Exempting the state's largest health plan from the pending health insurance premium tax while everyone else is forced to pay makes a mockery of their call for vigorous competition.
Does anyone really believe that greater dominance by the Blues actually will spur competition and lower prices?
It should be noted that the premium tax on health insurance policies begins in 2011 — well before coverage reforms and premium subsidies go into effect in 2014 — which means that insurers and therefore policy holders will pay the tax three years before they receive any benefits.
That's an unfair burden that no Michiganian should be asked to bear — especially when others are getting special treatment.
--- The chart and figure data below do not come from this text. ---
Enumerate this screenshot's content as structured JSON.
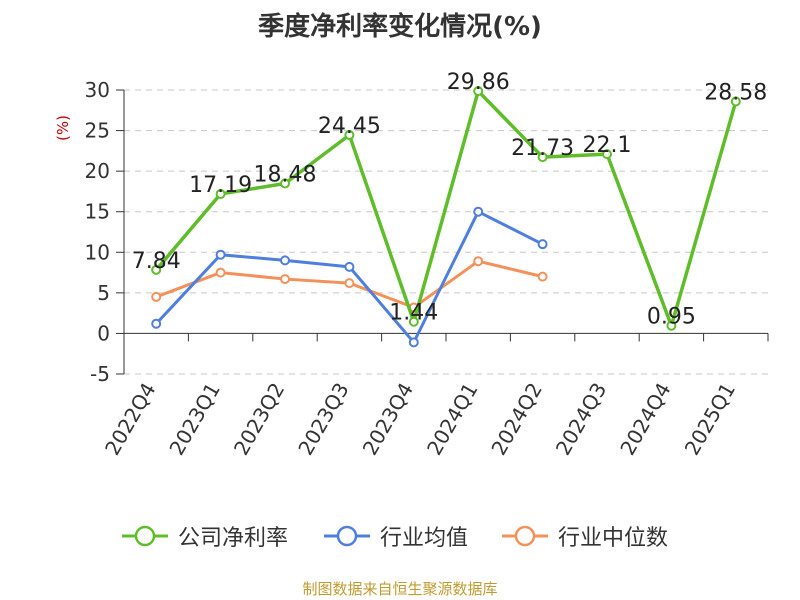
{
  "chart_data": {
    "type": "line",
    "title": "季度净利率变化情况(%)",
    "ylabel": "(%)",
    "ylim": [
      -5,
      30
    ],
    "yticks": [
      -5,
      0,
      5,
      10,
      15,
      20,
      25,
      30
    ],
    "grid": true,
    "legend_position": "bottom",
    "categories": [
      "2022Q4",
      "2023Q1",
      "2023Q2",
      "2023Q3",
      "2023Q4",
      "2024Q1",
      "2024Q2",
      "2024Q3",
      "2024Q4",
      "2025Q1"
    ],
    "series": [
      {
        "name": "公司净利率",
        "color": "#5fbd2a",
        "values": [
          7.84,
          17.19,
          18.48,
          24.45,
          1.44,
          29.86,
          21.73,
          22.1,
          0.95,
          28.58
        ],
        "labels": [
          "7.84",
          "17.19",
          "18.48",
          "24.45",
          "1.44",
          "29.86",
          "21.73",
          "22.1",
          "0.95",
          "28.58"
        ]
      },
      {
        "name": "行业均值",
        "color": "#4e7fde",
        "values": [
          1.2,
          9.7,
          9.0,
          8.2,
          -1.1,
          15.0,
          11.0,
          null,
          null,
          null
        ]
      },
      {
        "name": "行业中位数",
        "color": "#f4915a",
        "values": [
          4.5,
          7.5,
          6.7,
          6.2,
          3.2,
          8.9,
          7.0,
          null,
          null,
          null
        ]
      }
    ]
  },
  "footer": {
    "source": "制图数据来自恒生聚源数据库"
  }
}
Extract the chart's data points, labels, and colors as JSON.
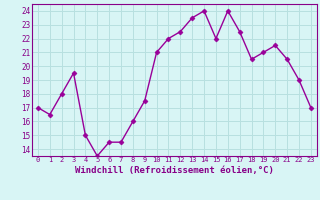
{
  "hours": [
    0,
    1,
    2,
    3,
    4,
    5,
    6,
    7,
    8,
    9,
    10,
    11,
    12,
    13,
    14,
    15,
    16,
    17,
    18,
    19,
    20,
    21,
    22,
    23
  ],
  "values": [
    17.0,
    16.5,
    18.0,
    19.5,
    15.0,
    13.5,
    14.5,
    14.5,
    16.0,
    17.5,
    21.0,
    22.0,
    22.5,
    23.5,
    24.0,
    22.0,
    24.0,
    22.5,
    20.5,
    21.0,
    21.5,
    20.5,
    19.0,
    17.0
  ],
  "line_color": "#990099",
  "marker": "D",
  "marker_size": 2.5,
  "bg_color": "#d8f5f5",
  "grid_color": "#b8e0e0",
  "axis_color": "#880088",
  "tick_color": "#880088",
  "xlabel": "Windchill (Refroidissement éolien,°C)",
  "ylim": [
    13.5,
    24.5
  ],
  "yticks": [
    14,
    15,
    16,
    17,
    18,
    19,
    20,
    21,
    22,
    23,
    24
  ],
  "xtick_fontsize": 5.0,
  "ytick_fontsize": 5.5,
  "xlabel_fontsize": 6.5,
  "linewidth": 1.0
}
Levin's discriminatory treatment of health insurers in the state should be jettisoned along with the many other special back-room deals concocted to pass the Senate health reform bill. Hopefully, Congress will hear that message loud and clear and eliminate the tax to restore a level playing field for all health insurers and institute genuine competition that would lead to lower insurance costs for all Michigan residents.
Published in The Detroit News, January 13, 2010.